What’s actually needed is a way to use frontier AI models without sending sensitive data to external servers. Architectural privacy built into the tool itself.

One Startup’s Answer

A handful of companies are racing to solve this architectural problem. Among them is London-based XEROTECH LTD, which launched CallGPT 6X in January 2026 with a radically different approach: client-side filtering.

The concept is straightforward. Rather than trusting a server thousands of miles away to handle data responsibly, CallGPT 6X filters sensitive information in the browser before any query reaches AI providers. Names, case numbers, financial figures are redacted locally. The data never leaves the device.

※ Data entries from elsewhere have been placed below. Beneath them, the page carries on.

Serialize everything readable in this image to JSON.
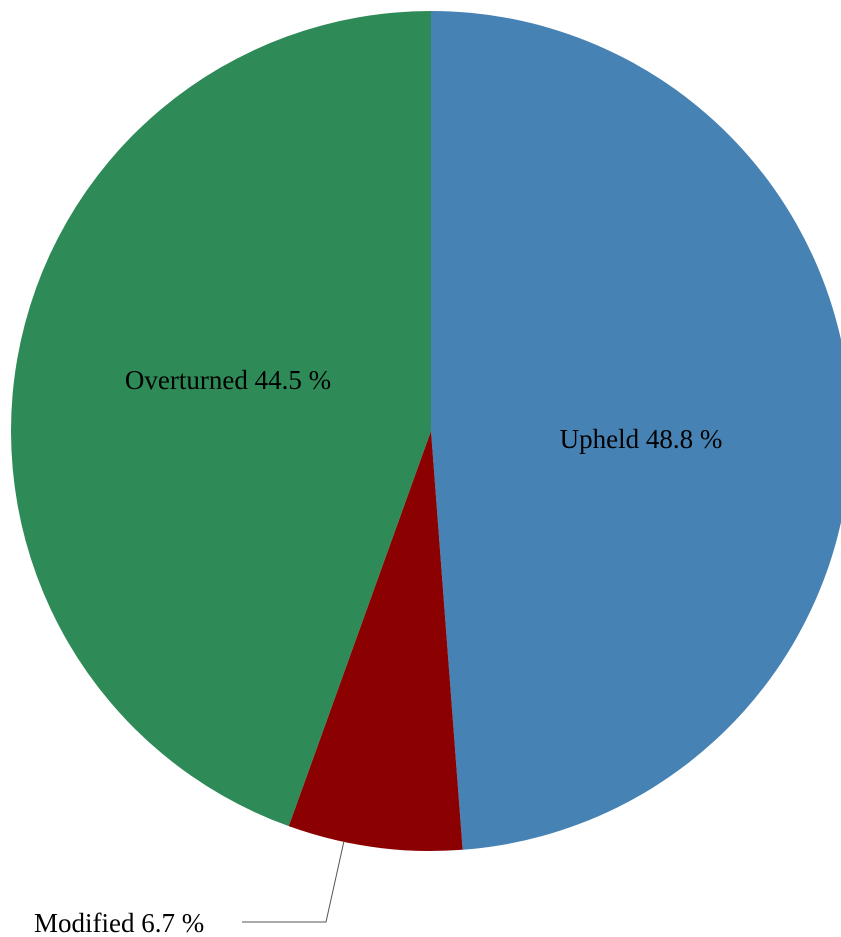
{
  "chart_data": {
    "type": "pie",
    "slices": [
      {
        "label": "Upheld",
        "value": 48.8,
        "display": "Upheld 48.8 %",
        "color": "#4682B4"
      },
      {
        "label": "Modified",
        "value": 6.7,
        "display": "Modified 6.7 %",
        "color": "#8B0000"
      },
      {
        "label": "Overturned",
        "value": 44.5,
        "display": "Overturned 44.5 %",
        "color": "#2E8B57"
      }
    ],
    "unit": "%",
    "start": "12 o'clock",
    "direction": "clockwise"
  }
}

“Every AI provider promises privacy. But that’s a policy, not architecture. Policies change. We built it so sensitive data never leaves the browser in the first place,” says founder Noman Shah, who spent 22 years in data protection, including a $200M World Bank project safeguarding 44 million citizen records.

CallGPT 6X combines six AI providers (OpenAI, Anthropic, Google, xAI, Mistral, Perplexity) and 20+ models in one interface, with smart routing that selects the optimal model for each task. The company has filed a patent on its approach.

Will It Work?

Client-side privacy isn’t a new concept, but applying it to multi-model AI workspaces is. CallGPT 6X is among the first to market with this architecture.

The challenge is adoption. The solution requires professionals to work within CallGPT’s browser interface rather than native ChatGPT or Claude apps, a potential friction point for teams wedded to existing workflows.

Shah acknowledges this: “Behaviour change is the hardest part. But so is explaining to the ICO why client data ended up on a San Francisco server.”

Independent observers suggest the approach is technically sound. The question is whether enterprises, notoriously slow to change, will prioritise architectural privacy over familiar interfaces.

What Happens Next

The clock is ticking.

European regulators issued 363 breach notifications per day in 2024. The EU AI Act is adding new obligations for “high-risk” AI systems in legal, healthcare, and financial services. The Dutch DPA is pursuing personal liability for executives. The ICO, while currently issuing fewer fines, has signalled that AI compliance is a priority.

The first major AI-related data breach, or the first GDPR enforcement action against a firm using ChatGPT for client work, will change everything.

Professionals who wait for that moment may find themselves on the wrong side of it.

“The breach is coming,” Shah says. “It’s just a question of who and when. We built CallGPT 6X so it doesn’t have to be our users.”